Being able to program all of the dimensions from a spreadsheet was a great experience!
I also found a woodworking workbench for FreeCAD which allowed me to easily print a list of all the boards and their sizes:
A huge thanks to Darek L for his work on this! - it saved me a LOTS of time.
With my order list in my hand I could then go to my local hardware store, find the correct pieces of wood and get the store personal to cut all the boards for me. It was overall a very enjoyable experience, and it was a great pleasure to finally see all the piece of my own little jigsaw puzzle ready for assembly.
I also ended up buying a dowel drill set. I wasn't planning on using dowels, but it was surprisingly approachable when I could get all the right tools in a single - and rather cheap - set. I was worried that I would regret such an impulse purchase, but I didn't at all.

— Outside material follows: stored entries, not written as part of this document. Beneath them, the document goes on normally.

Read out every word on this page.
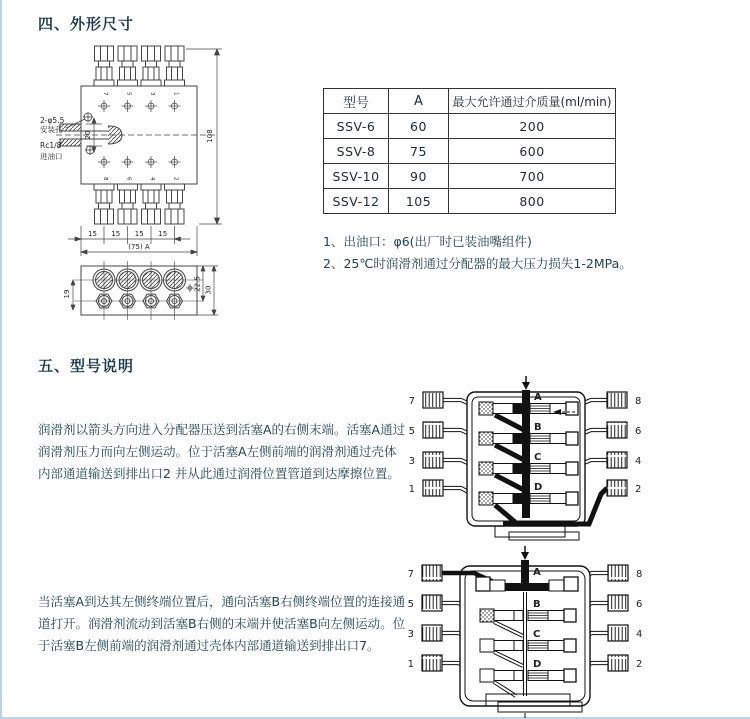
四、外形尺寸
2-φ5.5
安装孔
Rc1/8
进油口
108
20
15 15 15 15
(75) A
19
22.5 30
7	5	3	1
8	6	4	2
型号	A	最大允许通过介质量(ml/min)
SSV-6	60	200
SSV-8	75	600
SSV-10	90	700
SSV-12	105	800
1、出油口：φ6(出厂时已装油嘴组件)
2、25℃时润滑剂通过分配器的最大压力损失1-2MPa。
五、型号说明
润滑剂以箭头方向进入分配器压送到活塞A的右侧末端。活塞A通过
润滑剂压力而向左侧运动。位于活塞A左侧前端的润滑剂通过壳体
内部通道输送到排出口2 并从此通过润滑位置管道到达摩擦位置。
当活塞A到达其左侧终端位置后，通向活塞B右侧终端位置的连接通
道打开。润滑剂流动到活塞B右侧的末端并使活塞B向左侧运动。位
于活塞B左侧前端的润滑剂通过壳体内部通道输送到排出口7。
7
5
3
1
8
6
4
2
A
B
C
D
7
5
3
1
8
6
4
2
A
B
C
D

Next up was setting* the dowels and getting all the piece together. Unfortunately I don't have any photos of the dowel drilling process, and assembling the plinth*, but here are some of the furniture coming together:
After all of the dowel holes were drilled and the furniture assembled, I dissambled it and sanded it to prepare it for a layer of stain. Sanding the roughly 8 square meters of wood by hand was by far the worst part of the work. I will buy some sort of machine for it if there's a next time for this kind of work.
Staining the wood was also a bit of a challenge because differences between thin and thick layers are very visible. I used a cloth to wipe each side very thoroughly after applying the stain. At first I was not too happy about the result, but I liked it better as it dried up.
Next up was assembling the furniture again, this time gluing all of the dowels:
As the glue dried the TV stand went from slightly rickety - and thus cheap feeling - to very sturdy - and expensive feeling I guess? It was definitely a pleasure to witness
Last touch was drilling all the holes for cables and setting up the shelves, and then obviously all the cable work:
A little bit messy from a distance
A little bit cleaner
There's still some work to do with the speakers and the skirting* behind the furniture. But overall I'm very happy with the result. Three weeks ago I would have never thought that I'd be ever designing and building furniture. Now I can - with a moderate to large level of pretend - call myself a furniture designer and builder!
I must say that with the help of FreeCAD, and the hardware store for cutting the boards, it was surprisingly easy to get this project done. There were many steps, and overall it took a lot of time. But I would say that each of the steps are absolutely doable for pretty much anyone.
On top of that it was also surprisingly cheap. All in all it ended up costing me ~2500 DKK, which is about the cost of a similar piece of furniture in the cheapest quality.
The only slight downside is that my wife has already started thinking up my next furniture project!
Lastly, here's the the FreeCAD file
*This might be an incorrect term, please forgive me for my very limited wood working / home renovation vocabolary! It is subpar even in my native language.